Now he's about to make good on his vow to walk more than 1,200 miles from Tampa to Washington to bring attention to the plight of homeless kids in the United States.
The boy with the spiky red hair came up with the idea in 2007, then hiked nearly 300 miles from his home near Tampa to the state capital, Tallahassee. Last year, he walked another 270 miles or so from Tallahassee to Atlanta.
On Monday he'll set out for the final and most demanding leg of the journey, well over 600 miles from Atlanta to Washington. He figures it'll take about two months.
Zach expects to cover around 11 miles a day. Along the way, he'll collect donations and letters from people urging President Barack Obama to take more action to alleviate homelessness among children. He's contacted the White House about meeting with Obama, but has yet to hear back.
"I just decided I wanted to do something big," the soft-spoken fifth-grader said earlier this week.
Zach became a local celebrity of sorts at age 7 when he pulled his red wagon around his neighborhood collecting bottled water and food for victims of Hurricane Charley, which hit Florida in August 2004. He ended up sending 27 pickup truck loads of stuff.
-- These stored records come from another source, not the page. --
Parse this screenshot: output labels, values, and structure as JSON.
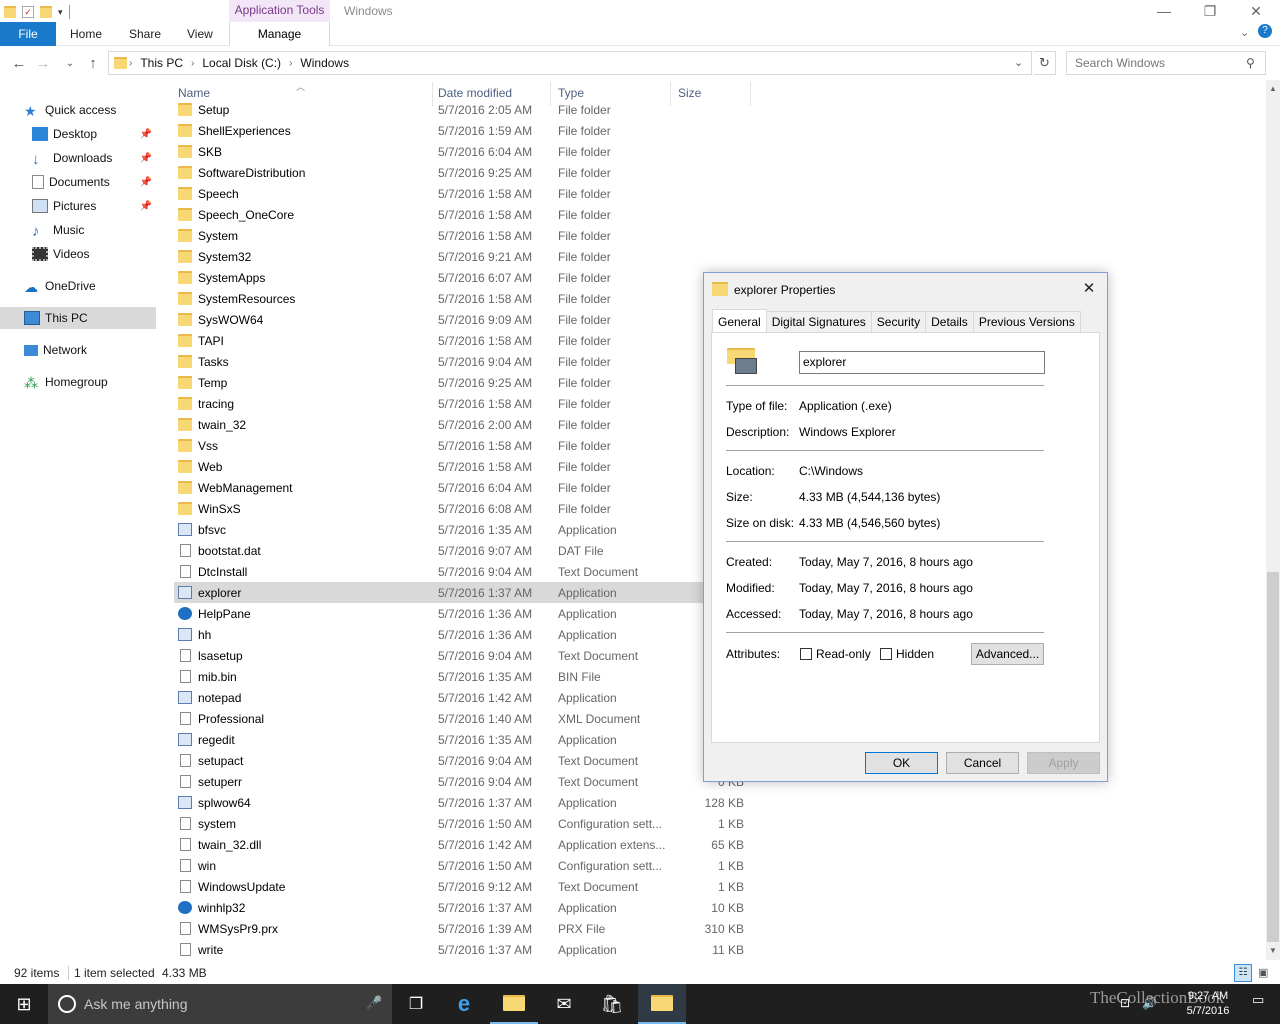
{
  "titlebar": {
    "contextual_tab": "Application Tools",
    "title": "Windows"
  },
  "ribbon": {
    "file": "File",
    "home": "Home",
    "share": "Share",
    "view": "View",
    "manage": "Manage"
  },
  "address": {
    "crumbs": [
      "This PC",
      "Local Disk (C:)",
      "Windows"
    ],
    "search_placeholder": "Search Windows"
  },
  "nav": {
    "quick_access": "Quick access",
    "desktop": "Desktop",
    "downloads": "Downloads",
    "documents": "Documents",
    "pictures": "Pictures",
    "music": "Music",
    "videos": "Videos",
    "onedrive": "OneDrive",
    "thispc": "This PC",
    "network": "Network",
    "homegroup": "Homegroup"
  },
  "columns": {
    "name": "Name",
    "date": "Date modified",
    "type": "Type",
    "size": "Size"
  },
  "rows": [
    {
      "name": "Setup",
      "date": "5/7/2016 2:05 AM",
      "type": "File folder",
      "size": "",
      "kind": "folder"
    },
    {
      "name": "ShellExperiences",
      "date": "5/7/2016 1:59 AM",
      "type": "File folder",
      "size": "",
      "kind": "folder"
    },
    {
      "name": "SKB",
      "date": "5/7/2016 6:04 AM",
      "type": "File folder",
      "size": "",
      "kind": "folder"
    },
    {
      "name": "SoftwareDistribution",
      "date": "5/7/2016 9:25 AM",
      "type": "File folder",
      "size": "",
      "kind": "folder"
    },
    {
      "name": "Speech",
      "date": "5/7/2016 1:58 AM",
      "type": "File folder",
      "size": "",
      "kind": "folder"
    },
    {
      "name": "Speech_OneCore",
      "date": "5/7/2016 1:58 AM",
      "type": "File folder",
      "size": "",
      "kind": "folder"
    },
    {
      "name": "System",
      "date": "5/7/2016 1:58 AM",
      "type": "File folder",
      "size": "",
      "kind": "folder"
    },
    {
      "name": "System32",
      "date": "5/7/2016 9:21 AM",
      "type": "File folder",
      "size": "",
      "kind": "folder"
    },
    {
      "name": "SystemApps",
      "date": "5/7/2016 6:07 AM",
      "type": "File folder",
      "size": "",
      "kind": "folder"
    },
    {
      "name": "SystemResources",
      "date": "5/7/2016 1:58 AM",
      "type": "File folder",
      "size": "",
      "kind": "folder"
    },
    {
      "name": "SysWOW64",
      "date": "5/7/2016 9:09 AM",
      "type": "File folder",
      "size": "",
      "kind": "folder"
    },
    {
      "name": "TAPI",
      "date": "5/7/2016 1:58 AM",
      "type": "File folder",
      "size": "",
      "kind": "folder"
    },
    {
      "name": "Tasks",
      "date": "5/7/2016 9:04 AM",
      "type": "File folder",
      "size": "",
      "kind": "folder"
    },
    {
      "name": "Temp",
      "date": "5/7/2016 9:25 AM",
      "type": "File folder",
      "size": "",
      "kind": "folder"
    },
    {
      "name": "tracing",
      "date": "5/7/2016 1:58 AM",
      "type": "File folder",
      "size": "",
      "kind": "folder"
    },
    {
      "name": "twain_32",
      "date": "5/7/2016 2:00 AM",
      "type": "File folder",
      "size": "",
      "kind": "folder"
    },
    {
      "name": "Vss",
      "date": "5/7/2016 1:58 AM",
      "type": "File folder",
      "size": "",
      "kind": "folder"
    },
    {
      "name": "Web",
      "date": "5/7/2016 1:58 AM",
      "type": "File folder",
      "size": "",
      "kind": "folder"
    },
    {
      "name": "WebManagement",
      "date": "5/7/2016 6:04 AM",
      "type": "File folder",
      "size": "",
      "kind": "folder"
    },
    {
      "name": "WinSxS",
      "date": "5/7/2016 6:08 AM",
      "type": "File folder",
      "size": "",
      "kind": "folder"
    },
    {
      "name": "bfsvc",
      "date": "5/7/2016 1:35 AM",
      "type": "Application",
      "size": "",
      "kind": "app"
    },
    {
      "name": "bootstat.dat",
      "date": "5/7/2016 9:07 AM",
      "type": "DAT File",
      "size": "",
      "kind": "doc"
    },
    {
      "name": "DtcInstall",
      "date": "5/7/2016 9:04 AM",
      "type": "Text Document",
      "size": "",
      "kind": "doc"
    },
    {
      "name": "explorer",
      "date": "5/7/2016 1:37 AM",
      "type": "Application",
      "size": "",
      "kind": "app",
      "selected": true
    },
    {
      "name": "HelpPane",
      "date": "5/7/2016 1:36 AM",
      "type": "Application",
      "size": "",
      "kind": "help"
    },
    {
      "name": "hh",
      "date": "5/7/2016 1:36 AM",
      "type": "Application",
      "size": "",
      "kind": "app"
    },
    {
      "name": "lsasetup",
      "date": "5/7/2016 9:04 AM",
      "type": "Text Document",
      "size": "",
      "kind": "doc"
    },
    {
      "name": "mib.bin",
      "date": "5/7/2016 1:35 AM",
      "type": "BIN File",
      "size": "",
      "kind": "doc"
    },
    {
      "name": "notepad",
      "date": "5/7/2016 1:42 AM",
      "type": "Application",
      "size": "",
      "kind": "app"
    },
    {
      "name": "Professional",
      "date": "5/7/2016 1:40 AM",
      "type": "XML Document",
      "size": "",
      "kind": "doc"
    },
    {
      "name": "regedit",
      "date": "5/7/2016 1:35 AM",
      "type": "Application",
      "size": "",
      "kind": "app"
    },
    {
      "name": "setupact",
      "date": "5/7/2016 9:04 AM",
      "type": "Text Document",
      "size": "",
      "kind": "doc"
    },
    {
      "name": "setuperr",
      "date": "5/7/2016 9:04 AM",
      "type": "Text Document",
      "size": "0 KB",
      "kind": "doc"
    },
    {
      "name": "splwow64",
      "date": "5/7/2016 1:37 AM",
      "type": "Application",
      "size": "128 KB",
      "kind": "app"
    },
    {
      "name": "system",
      "date": "5/7/2016 1:50 AM",
      "type": "Configuration sett...",
      "size": "1 KB",
      "kind": "doc"
    },
    {
      "name": "twain_32.dll",
      "date": "5/7/2016 1:42 AM",
      "type": "Application extens...",
      "size": "65 KB",
      "kind": "doc"
    },
    {
      "name": "win",
      "date": "5/7/2016 1:50 AM",
      "type": "Configuration sett...",
      "size": "1 KB",
      "kind": "doc"
    },
    {
      "name": "WindowsUpdate",
      "date": "5/7/2016 9:12 AM",
      "type": "Text Document",
      "size": "1 KB",
      "kind": "doc"
    },
    {
      "name": "winhlp32",
      "date": "5/7/2016 1:37 AM",
      "type": "Application",
      "size": "10 KB",
      "kind": "help"
    },
    {
      "name": "WMSysPr9.prx",
      "date": "5/7/2016 1:39 AM",
      "type": "PRX File",
      "size": "310 KB",
      "kind": "doc"
    },
    {
      "name": "write",
      "date": "5/7/2016 1:37 AM",
      "type": "Application",
      "size": "11 KB",
      "kind": "doc"
    }
  ],
  "status": {
    "count": "92 items",
    "selected": "1 item selected",
    "size": "4.33 MB"
  },
  "taskbar": {
    "cortana_placeholder": "Ask me anything",
    "time": "9:27 AM",
    "date": "5/7/2016",
    "watermark": "TheCollectionBook"
  },
  "dialog": {
    "title": "explorer Properties",
    "tabs": [
      "General",
      "Digital Signatures",
      "Security",
      "Details",
      "Previous Versions"
    ],
    "name_value": "explorer",
    "type_label": "Type of file:",
    "type_value": "Application (.exe)",
    "desc_label": "Description:",
    "desc_value": "Windows Explorer",
    "loc_label": "Location:",
    "loc_value": "C:\\Windows",
    "size_label": "Size:",
    "size_value": "4.33 MB (4,544,136 bytes)",
    "disk_label": "Size on disk:",
    "disk_value": "4.33 MB (4,546,560 bytes)",
    "created_label": "Created:",
    "created_value": "Today, May 7, 2016, 8 hours ago",
    "modified_label": "Modified:",
    "modified_value": "Today, May 7, 2016, 8 hours ago",
    "accessed_label": "Accessed:",
    "accessed_value": "Today, May 7, 2016, 8 hours ago",
    "attr_label": "Attributes:",
    "readonly": "Read-only",
    "hidden": "Hidden",
    "advanced": "Advanced...",
    "ok": "OK",
    "cancel": "Cancel",
    "apply": "Apply"
  }
}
Once he started helping people, especially kids, he couldn't stop. He put together and distributed about 1,200 backpacks full of toiletries, food and other necessities for homeless kids. Now he even has his own registered nonprofit charity, the Little Red Wagon Foundation Inc.
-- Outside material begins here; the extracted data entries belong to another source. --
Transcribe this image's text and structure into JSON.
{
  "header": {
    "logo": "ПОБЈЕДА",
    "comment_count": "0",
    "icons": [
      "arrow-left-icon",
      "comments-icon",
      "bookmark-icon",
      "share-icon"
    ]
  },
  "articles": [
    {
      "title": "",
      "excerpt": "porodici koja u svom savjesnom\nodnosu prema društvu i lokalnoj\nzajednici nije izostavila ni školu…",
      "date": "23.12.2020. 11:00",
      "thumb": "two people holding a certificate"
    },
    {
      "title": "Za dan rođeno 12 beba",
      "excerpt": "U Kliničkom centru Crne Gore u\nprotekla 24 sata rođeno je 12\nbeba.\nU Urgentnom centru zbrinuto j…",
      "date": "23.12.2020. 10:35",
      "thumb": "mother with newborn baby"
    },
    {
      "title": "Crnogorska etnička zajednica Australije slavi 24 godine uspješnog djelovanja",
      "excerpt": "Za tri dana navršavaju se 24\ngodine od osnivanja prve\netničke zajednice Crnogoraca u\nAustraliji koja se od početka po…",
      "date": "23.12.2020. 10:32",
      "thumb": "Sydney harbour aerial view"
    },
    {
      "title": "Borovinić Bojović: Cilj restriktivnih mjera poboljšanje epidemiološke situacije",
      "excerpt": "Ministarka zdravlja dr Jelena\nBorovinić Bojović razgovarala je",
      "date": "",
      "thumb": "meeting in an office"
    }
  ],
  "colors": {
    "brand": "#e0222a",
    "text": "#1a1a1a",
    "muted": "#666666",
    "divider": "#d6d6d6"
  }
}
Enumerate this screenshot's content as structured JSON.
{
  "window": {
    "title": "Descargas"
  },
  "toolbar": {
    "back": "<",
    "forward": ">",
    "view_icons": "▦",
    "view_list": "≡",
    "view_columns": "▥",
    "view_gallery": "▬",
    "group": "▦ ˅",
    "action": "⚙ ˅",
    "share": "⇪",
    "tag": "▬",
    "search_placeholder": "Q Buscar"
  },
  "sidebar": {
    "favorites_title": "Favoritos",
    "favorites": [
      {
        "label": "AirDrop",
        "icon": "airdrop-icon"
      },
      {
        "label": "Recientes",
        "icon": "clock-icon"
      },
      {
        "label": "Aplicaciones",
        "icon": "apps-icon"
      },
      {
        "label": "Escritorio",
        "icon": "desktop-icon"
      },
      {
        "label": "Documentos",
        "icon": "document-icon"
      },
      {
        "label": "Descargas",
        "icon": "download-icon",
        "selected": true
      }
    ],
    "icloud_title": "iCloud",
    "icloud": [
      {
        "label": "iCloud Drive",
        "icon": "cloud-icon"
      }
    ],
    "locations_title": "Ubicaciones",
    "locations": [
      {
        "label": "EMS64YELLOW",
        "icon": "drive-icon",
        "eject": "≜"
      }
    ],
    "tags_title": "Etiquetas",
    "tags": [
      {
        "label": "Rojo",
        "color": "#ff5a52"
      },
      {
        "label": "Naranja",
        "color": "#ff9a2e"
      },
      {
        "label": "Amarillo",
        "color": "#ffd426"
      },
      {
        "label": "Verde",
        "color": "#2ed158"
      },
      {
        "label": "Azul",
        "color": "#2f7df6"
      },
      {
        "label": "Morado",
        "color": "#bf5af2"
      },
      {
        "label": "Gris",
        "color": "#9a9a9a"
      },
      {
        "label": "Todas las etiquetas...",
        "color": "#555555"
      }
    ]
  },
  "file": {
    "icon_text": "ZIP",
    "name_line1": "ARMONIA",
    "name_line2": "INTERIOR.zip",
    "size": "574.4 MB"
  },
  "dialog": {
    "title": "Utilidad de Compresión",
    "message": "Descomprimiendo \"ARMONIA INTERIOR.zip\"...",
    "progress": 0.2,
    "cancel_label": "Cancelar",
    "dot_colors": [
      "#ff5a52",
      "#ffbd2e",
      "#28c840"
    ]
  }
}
"My plan is to help as many kids as I can, have fun and keep it simple," he says on the Web site.
President George W. Bush found out about Zach's work and gave him a Presidential Call to Service Award during a Tampa visit in 2006. Standing beside Air Force One, Bush shook the boy's hand and told him how proud he was.
Zach said he was inspired by a TV program about a peace activist named Mildred Norman, known as "The Peace Pilgrim," who walked back and forth across the country for 28 years. That's when the idea for the "My House to the White House" walk came to him.
"He told everybody before I had a chance to say no," said his mom, Laurie. "It's just him. It's who he is."
Film crew follows along
His long walk during summer vacation isn't expected to interfere with school.
A Tampa RV dealership is donating use of a motor home that Zach will sleep in and his mom will drive. His 21-year-old sister, Kelley, will be in a red Volkswagen Beetle decorated with the logo of his foundation. He'll try to get campground space and meals donated along the way. The trip is budgeted at $6,000.
The nonprofit Philanthropy Project has a film crew following Zach, too, and plans to make a movie about his life. British rock legend Elton John counts himself among Zach's fans and has pledged $25,000 to the boy's charity if he finishes the trek.
Staying away from the interstate highways, Zach's sojourn will take him through Greenville, S.C., Raleigh, N.C., and Richmond, Va. His progress will be charted on a Web site, http://www.zachtracker.com.
Once he gets to Washington around July 9, Zach will participate in activities at the Sasha Bruce House, an emergency shelter for homeless youth that Obama visited for a day of service before his inauguration in January. Some of the money Zach is raising will benefit the shelter.
"I'm excited," he said. "A little nervous, but pretty much excited."